R. In un Paese come il nostro, nel quale non si tiene conto dell’articolo 118 della Costituzione che prevede la sussidiarietà orizzontale e verticale, il cittadino, la società civile, gli uomini liberi non condizionati dalla politica e desiderosi di contribuire a cambiare la situazione generale, devono avere dignità ed essere aiutati a farlo. A parte il decreto legge, che ha introdotto il mecenatismo, emanato lo scorso maggio dall’attuale Governo e in particolare dal ministro per i Beni e le Attività culturali e il Turismo Dario Franceschini - a cui dobbiamo gratitudine - , decreto all’esame del Parlamento per la ratifica, nulla di più è stato fatto. Non svolgiamo attività economica; siamo un’organizzazione no profit, non dobbiamo guadagnare nulla, vogliamo solo aiutare, cosa che viene impedita dalla mancanza di una norma attuativa dell’articolo 118 della Costituzione, che introduca un meccanismo sanzionatorio per chi impedisce al privato sociale di fare ciò che lo Stato non fa. Occorre una legge in base alla quale, come in altri Paesi, il mecenate sia rispettato, onorato, aiutato ad aiutare. Da noi paradossalmente il mecenate viene invece visto con sospetto, osteggiato, respinto quando non demonizzato.
D. Che cosa prevede in proposito la Costituzione?
R. L’articolo 118 dice espressamente che, quando lo Stato non è in grado di fare una cosa, può farla il privato. Questa è la sussidiarietà, che recepisce lo spirito dei padri dell’antica civiltà italiana, delle confraternite, di tutte le attività svolte a sussidio di uno Stato che allora non interveniva. Mentre in Italia, dove questo mondo è nato per volontà della Chiesa, ma anche del movimento liberale e dei movimenti sociali e socialisti, non si realizza. In Inghilterra il cittadino adotta un quartiere, installa panchine per gli anziani, cura il verde. Da noi se un cittadino propone interventi a favore della collettività, come pulire i muri della città, riparare il manto stradale, installare una fontana, tutto gli viene impedito; secondo il Comune, la Provincia, la Regione, non ha il titolo per farlo, rischia di essere denunciato. L’esigenza del Paese è la libertà di iniziativa senza un ritorno economico, diretta ad aiutare gli altri; è la presenza di mecenati puri che realizzino azioni concrete. C’è a Roma un museo chiuso da 4 anni, vorremmo prenderlo in gestione, aprirlo, farvi lavorare i giovani, consentirne la fruizione.

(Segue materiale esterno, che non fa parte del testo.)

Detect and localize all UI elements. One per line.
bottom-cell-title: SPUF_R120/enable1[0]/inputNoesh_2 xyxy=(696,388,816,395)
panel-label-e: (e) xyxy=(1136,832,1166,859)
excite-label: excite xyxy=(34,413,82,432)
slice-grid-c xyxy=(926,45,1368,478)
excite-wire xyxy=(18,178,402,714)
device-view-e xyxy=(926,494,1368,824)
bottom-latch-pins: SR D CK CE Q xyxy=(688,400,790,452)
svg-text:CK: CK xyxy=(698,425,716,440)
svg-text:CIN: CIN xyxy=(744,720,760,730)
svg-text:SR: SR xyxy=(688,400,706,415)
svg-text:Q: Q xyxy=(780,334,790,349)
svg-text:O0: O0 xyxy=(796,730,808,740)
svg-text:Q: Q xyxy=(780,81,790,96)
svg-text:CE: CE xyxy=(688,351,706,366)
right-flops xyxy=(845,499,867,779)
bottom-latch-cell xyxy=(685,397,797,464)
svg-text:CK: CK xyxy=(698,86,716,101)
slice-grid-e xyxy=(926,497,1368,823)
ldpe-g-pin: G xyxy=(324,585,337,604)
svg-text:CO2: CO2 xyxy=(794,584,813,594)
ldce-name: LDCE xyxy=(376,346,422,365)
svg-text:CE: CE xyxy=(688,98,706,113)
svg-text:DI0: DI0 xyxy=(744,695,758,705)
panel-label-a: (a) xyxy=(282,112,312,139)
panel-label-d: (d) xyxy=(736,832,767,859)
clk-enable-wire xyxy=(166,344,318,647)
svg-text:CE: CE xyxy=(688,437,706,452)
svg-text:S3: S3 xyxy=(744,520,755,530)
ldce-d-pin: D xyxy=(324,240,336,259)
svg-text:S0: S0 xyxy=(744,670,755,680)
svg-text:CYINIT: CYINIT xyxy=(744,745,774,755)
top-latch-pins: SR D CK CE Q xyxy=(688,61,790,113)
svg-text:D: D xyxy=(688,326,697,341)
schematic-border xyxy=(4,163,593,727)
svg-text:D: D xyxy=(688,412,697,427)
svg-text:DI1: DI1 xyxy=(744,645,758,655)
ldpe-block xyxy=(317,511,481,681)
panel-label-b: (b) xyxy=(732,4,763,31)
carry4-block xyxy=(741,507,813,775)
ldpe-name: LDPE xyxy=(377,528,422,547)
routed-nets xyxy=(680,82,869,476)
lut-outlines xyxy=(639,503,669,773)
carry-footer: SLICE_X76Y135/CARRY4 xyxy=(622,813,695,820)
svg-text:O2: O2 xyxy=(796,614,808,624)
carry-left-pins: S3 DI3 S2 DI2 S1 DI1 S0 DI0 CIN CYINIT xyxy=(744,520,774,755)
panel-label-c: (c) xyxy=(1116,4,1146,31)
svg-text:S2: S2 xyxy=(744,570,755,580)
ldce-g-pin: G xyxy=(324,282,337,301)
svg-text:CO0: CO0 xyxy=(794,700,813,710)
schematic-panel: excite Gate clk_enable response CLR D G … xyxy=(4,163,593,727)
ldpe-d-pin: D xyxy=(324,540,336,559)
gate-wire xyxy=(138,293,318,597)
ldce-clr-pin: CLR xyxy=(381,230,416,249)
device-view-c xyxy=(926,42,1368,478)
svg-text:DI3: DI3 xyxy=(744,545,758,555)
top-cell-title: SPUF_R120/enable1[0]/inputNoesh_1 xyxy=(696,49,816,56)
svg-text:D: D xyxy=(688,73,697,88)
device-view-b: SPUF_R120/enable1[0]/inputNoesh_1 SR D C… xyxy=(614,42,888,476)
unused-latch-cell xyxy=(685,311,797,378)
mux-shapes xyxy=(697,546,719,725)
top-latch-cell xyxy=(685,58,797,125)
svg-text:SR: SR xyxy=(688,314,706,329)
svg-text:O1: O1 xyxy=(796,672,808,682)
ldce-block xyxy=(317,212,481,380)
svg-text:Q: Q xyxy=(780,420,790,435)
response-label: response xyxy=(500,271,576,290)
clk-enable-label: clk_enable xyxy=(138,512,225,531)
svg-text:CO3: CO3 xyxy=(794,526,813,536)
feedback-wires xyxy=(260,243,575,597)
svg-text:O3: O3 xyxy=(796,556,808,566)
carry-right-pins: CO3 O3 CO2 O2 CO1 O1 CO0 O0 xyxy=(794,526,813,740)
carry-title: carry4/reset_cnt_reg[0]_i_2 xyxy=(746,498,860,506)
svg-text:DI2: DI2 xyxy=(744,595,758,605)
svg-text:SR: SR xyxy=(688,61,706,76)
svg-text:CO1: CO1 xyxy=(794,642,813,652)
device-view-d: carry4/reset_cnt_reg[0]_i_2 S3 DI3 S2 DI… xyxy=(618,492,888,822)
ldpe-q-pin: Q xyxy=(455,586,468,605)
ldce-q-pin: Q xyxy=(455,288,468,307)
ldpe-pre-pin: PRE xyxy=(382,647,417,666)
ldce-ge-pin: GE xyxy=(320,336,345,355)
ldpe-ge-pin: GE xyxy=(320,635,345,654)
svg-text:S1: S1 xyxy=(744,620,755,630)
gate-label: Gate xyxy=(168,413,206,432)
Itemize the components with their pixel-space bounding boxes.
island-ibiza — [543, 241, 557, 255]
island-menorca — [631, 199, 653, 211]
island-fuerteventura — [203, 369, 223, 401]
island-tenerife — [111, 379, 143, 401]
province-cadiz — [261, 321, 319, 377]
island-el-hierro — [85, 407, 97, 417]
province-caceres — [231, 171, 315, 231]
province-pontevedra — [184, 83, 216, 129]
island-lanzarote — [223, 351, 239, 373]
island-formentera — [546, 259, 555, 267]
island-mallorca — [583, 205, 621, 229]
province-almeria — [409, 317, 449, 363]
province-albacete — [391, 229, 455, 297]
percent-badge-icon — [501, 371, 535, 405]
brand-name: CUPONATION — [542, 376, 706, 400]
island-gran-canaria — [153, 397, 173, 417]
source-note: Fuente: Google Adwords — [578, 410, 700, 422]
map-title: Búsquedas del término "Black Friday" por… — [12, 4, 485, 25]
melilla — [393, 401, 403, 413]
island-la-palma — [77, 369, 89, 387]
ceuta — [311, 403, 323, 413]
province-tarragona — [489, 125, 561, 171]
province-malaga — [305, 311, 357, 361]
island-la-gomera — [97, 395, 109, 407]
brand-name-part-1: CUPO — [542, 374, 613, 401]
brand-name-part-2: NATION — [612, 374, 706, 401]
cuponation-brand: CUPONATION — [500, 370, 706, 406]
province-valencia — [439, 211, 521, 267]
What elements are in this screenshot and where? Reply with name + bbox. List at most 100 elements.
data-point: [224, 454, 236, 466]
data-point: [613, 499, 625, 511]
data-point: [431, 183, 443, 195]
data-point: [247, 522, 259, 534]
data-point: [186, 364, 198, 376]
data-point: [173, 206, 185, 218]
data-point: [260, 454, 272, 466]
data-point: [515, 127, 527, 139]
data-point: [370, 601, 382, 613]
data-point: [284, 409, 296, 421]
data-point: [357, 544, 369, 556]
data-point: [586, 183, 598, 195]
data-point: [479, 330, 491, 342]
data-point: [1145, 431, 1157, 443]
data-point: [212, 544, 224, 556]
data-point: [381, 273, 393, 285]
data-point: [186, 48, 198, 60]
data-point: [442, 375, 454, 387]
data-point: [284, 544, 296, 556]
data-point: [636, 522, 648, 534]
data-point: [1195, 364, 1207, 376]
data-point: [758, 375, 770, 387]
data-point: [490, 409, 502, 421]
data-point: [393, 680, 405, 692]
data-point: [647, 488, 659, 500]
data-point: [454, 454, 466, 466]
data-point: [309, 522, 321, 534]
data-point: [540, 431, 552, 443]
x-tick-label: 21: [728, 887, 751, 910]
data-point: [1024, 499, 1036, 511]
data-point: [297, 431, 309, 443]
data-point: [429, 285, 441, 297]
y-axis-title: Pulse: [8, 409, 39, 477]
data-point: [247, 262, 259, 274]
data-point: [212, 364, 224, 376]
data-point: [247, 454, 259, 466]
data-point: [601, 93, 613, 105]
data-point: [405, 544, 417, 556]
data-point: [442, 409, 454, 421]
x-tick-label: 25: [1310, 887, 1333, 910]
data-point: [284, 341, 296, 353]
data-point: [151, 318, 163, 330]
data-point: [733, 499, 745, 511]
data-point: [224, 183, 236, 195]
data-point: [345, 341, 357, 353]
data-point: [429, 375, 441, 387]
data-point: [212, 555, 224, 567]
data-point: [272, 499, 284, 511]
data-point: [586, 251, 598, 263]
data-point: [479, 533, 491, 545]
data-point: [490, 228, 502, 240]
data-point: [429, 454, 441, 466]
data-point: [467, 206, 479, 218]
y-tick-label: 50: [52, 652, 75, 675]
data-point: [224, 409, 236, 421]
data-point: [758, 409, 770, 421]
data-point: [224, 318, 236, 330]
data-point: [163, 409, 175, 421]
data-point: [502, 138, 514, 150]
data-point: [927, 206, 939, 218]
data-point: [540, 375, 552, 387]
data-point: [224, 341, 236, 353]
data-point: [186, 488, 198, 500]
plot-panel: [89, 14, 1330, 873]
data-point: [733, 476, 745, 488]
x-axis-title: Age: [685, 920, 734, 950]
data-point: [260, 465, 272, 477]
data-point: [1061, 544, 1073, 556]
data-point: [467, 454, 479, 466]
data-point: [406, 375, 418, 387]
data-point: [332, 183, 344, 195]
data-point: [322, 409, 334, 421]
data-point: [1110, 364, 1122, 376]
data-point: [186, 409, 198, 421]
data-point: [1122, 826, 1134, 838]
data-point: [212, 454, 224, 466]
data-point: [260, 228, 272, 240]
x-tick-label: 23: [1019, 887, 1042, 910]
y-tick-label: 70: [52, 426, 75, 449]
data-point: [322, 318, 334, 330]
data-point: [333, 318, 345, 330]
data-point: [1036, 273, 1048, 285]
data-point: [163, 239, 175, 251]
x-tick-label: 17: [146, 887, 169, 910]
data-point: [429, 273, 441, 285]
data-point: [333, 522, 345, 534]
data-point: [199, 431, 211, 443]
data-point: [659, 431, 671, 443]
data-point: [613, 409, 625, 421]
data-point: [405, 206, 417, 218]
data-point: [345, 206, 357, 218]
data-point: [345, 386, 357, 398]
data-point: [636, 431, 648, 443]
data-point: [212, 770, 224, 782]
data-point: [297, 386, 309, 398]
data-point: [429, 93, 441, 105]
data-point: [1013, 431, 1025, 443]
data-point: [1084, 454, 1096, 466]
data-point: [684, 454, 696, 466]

D. Di quale museo si tratta?
R. L’Isiao, il museo dell’Africa italiana, ma si stanno chiudendo intorno a Roma anche biblioteche e gallerie d’arte, che lo Stato preclude al privato di gestire, ignoro per quale motivo. Qualcuno suppone: «Perché vedono in noi quello che dovrebbero fare loro ma non fanno». Forse risentiamo di un eccesso di autoritarismo storico, nato prima del Fascismo con il Governo Crispi, che era uno statalista. Una storia di statalismo centralizzato caratterizza ancora la società, non c’è quell’apertura che esiste nei Paesi anglosassoni, nei quali il cittadino può contribuire alle grandi iniziative.